- Date: 9–14 July
- Edition: 25th
- Surface: Clay
- Location: Braunschweig, Germany

Champions

Singles
- Yannick Hanfmann

Doubles
- Santiago González / Wesley Koolhof
| Sparkassen Open |

= 2018 Sparkassen Open =

The 2018 Sparkassen Open was a professional tennis tournament played on clay courts. It was the 25th edition of the tournament which was part of the 2018 ATP Challenger Tour. It took place in Braunschweig, Germany between 9 and 14 July 2018.
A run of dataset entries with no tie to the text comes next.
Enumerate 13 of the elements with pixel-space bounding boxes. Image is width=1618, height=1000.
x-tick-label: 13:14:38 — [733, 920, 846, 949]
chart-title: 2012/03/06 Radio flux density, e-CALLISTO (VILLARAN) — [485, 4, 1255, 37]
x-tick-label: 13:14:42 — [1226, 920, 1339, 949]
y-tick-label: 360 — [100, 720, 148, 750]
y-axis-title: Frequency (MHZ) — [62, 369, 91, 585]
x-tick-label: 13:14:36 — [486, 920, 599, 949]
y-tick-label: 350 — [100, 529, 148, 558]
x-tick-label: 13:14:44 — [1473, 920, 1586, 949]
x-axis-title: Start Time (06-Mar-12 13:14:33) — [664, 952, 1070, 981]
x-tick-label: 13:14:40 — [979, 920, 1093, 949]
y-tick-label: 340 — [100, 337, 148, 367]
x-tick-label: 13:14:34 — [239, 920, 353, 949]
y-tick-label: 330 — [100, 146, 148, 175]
==Singles main-draw entrants==
===Seeds===

| Country | Player | Rank^{1} | Seed |
|---|---|---|---|
| URU | Pablo Cuevas | 76 | 1 |
| ESP | Roberto Carballés Baena | 79 | 2 |
| ESP | Jaume Munar | 89 | 3 |
| GER | Florian Mayer | 91 | 4 |
| MDA | Radu Albot | 98 | 5 |
| EST | Jürgen Zopp | 107 | 6 |
| GER | Yannick Hanfmann | 111 | 7 |
| SVK | Martin Kližan | 115 | 8 |
| SVK | Jozef Kovalík | 117 | 9 |

- ^{1} Rankings are as of 2 July 2018.

===Other entrants===
The following players received wildcards into the singles main draw:
- BRA Thomaz Bellucci
- ESP Nicola Kuhn
- GER Daniel Masur
- GER Rudolf Molleker

The following players received entry into the singles main draw as alternates:
- URU Martín Cuevas
- BEL Arthur De Greef

The following players received entry from the qualifying draw:
- BEL Kimmer Coppejans
- FRA Maxime Janvier
- GER Marvin Netuschil
- CZE Jan Šátral

The following player received entry as a lucky loser:
- ROU Dragoș Dima

==Champions==
===Singles===

- GER Yannick Hanfmann def. SVK Jozef Kovalík 6–2, 3–6, 6–3.

===Doubles===

- MEX Santiago González / NED Wesley Koolhof def. IND Sriram Balaji / IND Vishnu Vardhan 6–3, 6–3.